Ma Lin is a fictional character in Water Margin, one of the Four Great Classical Novels in Chinese literature. Nicknamed "Iron Flute Deity", he ranks 67th among the 108 Stars of Destiny and 31st among the 72 Earthly Fiends.

Background
Ma Lin, a native of Jiankang Prefecture (present-day Nanjing, Jiangsu), is skilled in martial arts and could fight dozens of men at the same time with a pair of bronze sabres. He is also a good player of dizi (Chinese flute), which earns him the nickname "Iron Flute Deity".  When he first appears in the book, he is the third-ranking chief of the bandit group at Mount Yellow Gate (), positioned below Ou Peng and Jiang Jing and above Tao Zongwang.

Joining Liangshan
When Song Jiang is following the outlaws of Liangshan Marsh back to their stronghold after they rescued him at Jiangzhou (江州; present-day Jiujiang, Jiangxi), he comes by Mount Yellow Gate with the group. They are blocked by the four bandit chiefs, who demand to know whether Song is among them. When he steps out to show himself, the four come forward to pay him homage. Their request to join Liangshan is welcomed by Song.

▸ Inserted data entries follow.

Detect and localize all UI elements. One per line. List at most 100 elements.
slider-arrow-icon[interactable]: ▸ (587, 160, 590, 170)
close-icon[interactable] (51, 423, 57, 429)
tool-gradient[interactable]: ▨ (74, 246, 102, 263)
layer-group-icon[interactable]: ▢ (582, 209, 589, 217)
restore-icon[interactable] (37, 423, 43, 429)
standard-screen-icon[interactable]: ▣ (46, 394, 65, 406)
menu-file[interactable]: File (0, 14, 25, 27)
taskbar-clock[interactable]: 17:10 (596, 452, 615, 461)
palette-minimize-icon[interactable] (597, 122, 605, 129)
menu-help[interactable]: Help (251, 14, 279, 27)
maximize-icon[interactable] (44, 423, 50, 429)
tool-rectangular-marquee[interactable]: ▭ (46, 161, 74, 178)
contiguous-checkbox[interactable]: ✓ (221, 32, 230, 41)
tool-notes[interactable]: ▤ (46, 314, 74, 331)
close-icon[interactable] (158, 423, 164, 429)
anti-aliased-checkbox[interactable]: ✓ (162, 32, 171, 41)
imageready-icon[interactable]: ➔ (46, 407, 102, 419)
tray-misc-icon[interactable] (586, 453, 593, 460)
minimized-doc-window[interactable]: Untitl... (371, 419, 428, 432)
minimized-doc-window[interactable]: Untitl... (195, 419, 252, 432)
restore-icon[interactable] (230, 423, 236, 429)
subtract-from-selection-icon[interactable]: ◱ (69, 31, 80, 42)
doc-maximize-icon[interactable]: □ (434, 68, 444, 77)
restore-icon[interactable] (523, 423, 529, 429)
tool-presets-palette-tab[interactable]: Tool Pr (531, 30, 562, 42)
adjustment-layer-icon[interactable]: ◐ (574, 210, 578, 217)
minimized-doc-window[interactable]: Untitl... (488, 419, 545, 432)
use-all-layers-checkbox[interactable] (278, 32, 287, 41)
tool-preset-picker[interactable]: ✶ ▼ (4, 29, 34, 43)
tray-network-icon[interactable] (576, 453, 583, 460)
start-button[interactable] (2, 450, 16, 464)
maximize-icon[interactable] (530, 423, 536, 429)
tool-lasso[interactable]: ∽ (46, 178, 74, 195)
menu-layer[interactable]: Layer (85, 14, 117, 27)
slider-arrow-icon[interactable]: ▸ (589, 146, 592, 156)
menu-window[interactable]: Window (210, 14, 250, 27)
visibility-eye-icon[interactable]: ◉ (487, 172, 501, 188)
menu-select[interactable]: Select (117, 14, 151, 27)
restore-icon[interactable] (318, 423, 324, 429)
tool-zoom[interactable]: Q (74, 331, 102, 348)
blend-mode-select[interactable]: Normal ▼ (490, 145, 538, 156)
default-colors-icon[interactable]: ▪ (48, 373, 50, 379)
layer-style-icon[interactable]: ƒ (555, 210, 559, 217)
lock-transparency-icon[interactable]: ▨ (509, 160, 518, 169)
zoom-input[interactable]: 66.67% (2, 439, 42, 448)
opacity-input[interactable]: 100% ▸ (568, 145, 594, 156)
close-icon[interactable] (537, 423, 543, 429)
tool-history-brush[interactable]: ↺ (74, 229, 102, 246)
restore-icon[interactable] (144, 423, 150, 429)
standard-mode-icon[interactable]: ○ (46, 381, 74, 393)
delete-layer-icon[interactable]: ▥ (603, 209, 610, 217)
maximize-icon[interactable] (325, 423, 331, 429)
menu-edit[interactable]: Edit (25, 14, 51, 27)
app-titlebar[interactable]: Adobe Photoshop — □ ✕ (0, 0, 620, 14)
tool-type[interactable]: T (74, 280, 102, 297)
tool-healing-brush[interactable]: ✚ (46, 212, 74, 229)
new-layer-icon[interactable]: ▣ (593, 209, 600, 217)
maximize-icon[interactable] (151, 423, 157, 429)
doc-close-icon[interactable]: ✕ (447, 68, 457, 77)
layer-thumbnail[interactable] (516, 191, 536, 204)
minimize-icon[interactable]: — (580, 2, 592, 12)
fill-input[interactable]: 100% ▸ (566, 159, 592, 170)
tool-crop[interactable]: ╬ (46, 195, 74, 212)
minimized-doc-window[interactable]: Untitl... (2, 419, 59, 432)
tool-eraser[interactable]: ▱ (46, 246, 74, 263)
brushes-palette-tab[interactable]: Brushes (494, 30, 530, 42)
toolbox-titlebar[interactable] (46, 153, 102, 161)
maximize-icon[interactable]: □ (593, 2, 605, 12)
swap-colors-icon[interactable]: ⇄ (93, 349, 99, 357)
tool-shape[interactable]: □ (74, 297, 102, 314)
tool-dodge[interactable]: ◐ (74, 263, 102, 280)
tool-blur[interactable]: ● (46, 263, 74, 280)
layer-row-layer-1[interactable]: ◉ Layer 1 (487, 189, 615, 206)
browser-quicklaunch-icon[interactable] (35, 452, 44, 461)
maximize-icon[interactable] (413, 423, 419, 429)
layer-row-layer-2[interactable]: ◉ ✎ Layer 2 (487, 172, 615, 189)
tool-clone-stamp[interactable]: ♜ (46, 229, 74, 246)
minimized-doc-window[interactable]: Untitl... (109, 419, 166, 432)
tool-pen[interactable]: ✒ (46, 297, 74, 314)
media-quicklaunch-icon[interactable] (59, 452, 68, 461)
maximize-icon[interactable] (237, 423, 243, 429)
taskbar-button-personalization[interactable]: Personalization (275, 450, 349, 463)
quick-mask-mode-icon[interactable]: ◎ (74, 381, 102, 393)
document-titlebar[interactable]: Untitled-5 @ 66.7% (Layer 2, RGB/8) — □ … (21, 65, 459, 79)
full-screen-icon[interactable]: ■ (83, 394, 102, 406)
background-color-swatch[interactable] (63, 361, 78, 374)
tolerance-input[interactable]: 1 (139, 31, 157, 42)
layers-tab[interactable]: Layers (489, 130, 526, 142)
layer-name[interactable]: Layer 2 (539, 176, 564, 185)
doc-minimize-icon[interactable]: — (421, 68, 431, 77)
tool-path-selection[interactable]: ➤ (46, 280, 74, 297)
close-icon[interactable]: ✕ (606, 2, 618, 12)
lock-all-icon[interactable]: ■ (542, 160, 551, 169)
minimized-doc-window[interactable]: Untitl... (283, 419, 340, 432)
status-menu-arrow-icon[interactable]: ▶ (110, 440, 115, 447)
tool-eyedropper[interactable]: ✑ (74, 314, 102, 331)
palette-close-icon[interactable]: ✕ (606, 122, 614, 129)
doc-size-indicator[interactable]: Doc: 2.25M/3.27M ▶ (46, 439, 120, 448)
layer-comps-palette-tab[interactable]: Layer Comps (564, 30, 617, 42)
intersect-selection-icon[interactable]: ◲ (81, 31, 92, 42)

Song Jiang applauds Ma Lin's fighting skill during Liangshan's second offensive on the Zhu Family Manor when he has a dazzling fight with Hu Sanniang.

Campaigns and death 
Ma Lin is appointed as one of the leaders of the Liangshan cavalry after all the 108 Stars of Destiny came together in what is called the Grand Assembly. He participates in the campaigns against the Liao invaders and rebel forces in Song territory following amnesty from Emperor Huizong for Liangshan.

In the attack on Black Dragon Ridge (烏龍嶺; northeast of present-day Meicheng Town, Jiande, Zhejiang) in the campaign against Fang La, Ma Lin is knocked off his horse by the enemy general Bai Qin. Shi Bao, Bai's comrade, slices him in two before he could get on his feet.